Rare Earth “Market Based” Solutions Untenable For National Security Needs

By the Strategic Materials Advisory Council

Nearly four years of turbulent markets for rare earth elements have exposed an inexplicable passivity within policy elements of the Department of Defense when it comes to securing supplies of strategic materials and the technologies associated with them. Despite unpredictable rare earth availability, the Department has failed to take action to support development of rare earth supplies, instead adopting a “market based” approach. With this approach, Department officials have ignored that the nation is sitting atop the same powder keg that ignited recent upheaval.

In April, Bloomberg interviewed the Pentagon’s most senior defense industrial policy official about the recent chaos in the rare earths market.

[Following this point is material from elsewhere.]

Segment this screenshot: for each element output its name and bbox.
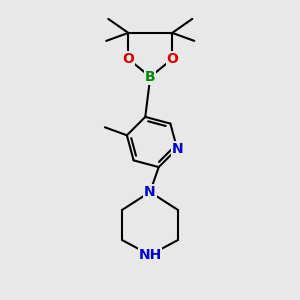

Noting that DoD would intervene if it proved “unable to meet requirements,” the official also contended that the recent crisis did not result in shortages and that prices had actually dropped. The market, he argued, had fixed itself without any need for government action.

Unfortunately for strategic materials industries like rare earths, this laissez faire approach is fundamentally flawed, as revealed by a simple glance at the market’s evolution. In the 1980s, rare earth production moved from California to China as companies sought lower environmental restrictions and labor costs. American competitors were nearly driven out of business over the next two decades.

In 2010, China asserted its monopolistic position in the rare earth market against Japan by cutting off rare earth exports over a diplomatic dispute; a move that alerted the global business community to the risks of centralized production in China.  In response, on the demand side, companies began to stockpile rare earth materials in an expensive effort to secure supply. Companies who could, sought less than optimal substitute materials, attempted to reduce consumption, and shelved further development of rare earth-containing applications. On the supply side, hundreds of public companies arrived on the scene, claiming to be the panacea for the world’s rare earth shortages. Eventually, these measures reduced demand, causing prices to fall to near the pre-2010 crisis run-up levels, where they remain.

It is reasonable for the casual observer to assume this demonstrates the resilience of the market and the lack of necessity for any additional policies to safeguard strategic material supplies. This is the primary argument for the “market based” approach touted by DoD’s policy makers – and it misses the point.

The fundamental flaw in this argument is that it focuses on the symptoms of the rare earth supply chain problem rather than the drivers of supply chain risk. Despite the considerable activity in the sector from 2009, no U.S. company can produce a heavy rare earth oxide, reduce any oxide to a metal, or produce the most common magnet type, neodymium-iron-boron. Furthermore, for the few companies outside the U.S. who have these capabilities, they continue to rely on Chinese feedstock.

As requirements in the defense market are more demanding than commercial markets, the absence of reliable producers for these high-performance materials is especially acute for the DoD. New “market based” supply may already be destined for commercial customers, but it might be the wrong product mix, it might require additional processing and manufacturing in China, or it might simply be inadequate for the military specifications.

This blind reliance on the market is not sophisticated enough for the complexities of the strategic materials market and it has led to equally poor policy. That many U.S. military systems cannot fulfill their most basic functions or would suffer catastrophic failure without these materials only further compounds the supply chain problem.

Long-term solutions are only available if DoD proves willing to understand the extreme complexity of its own supply-chain and willing to commit to supporting production of its various materials needs.   It is time to replace the passivity of the past with proactive leadership, actually solving the problem rather than hoping an invisible hand will provide.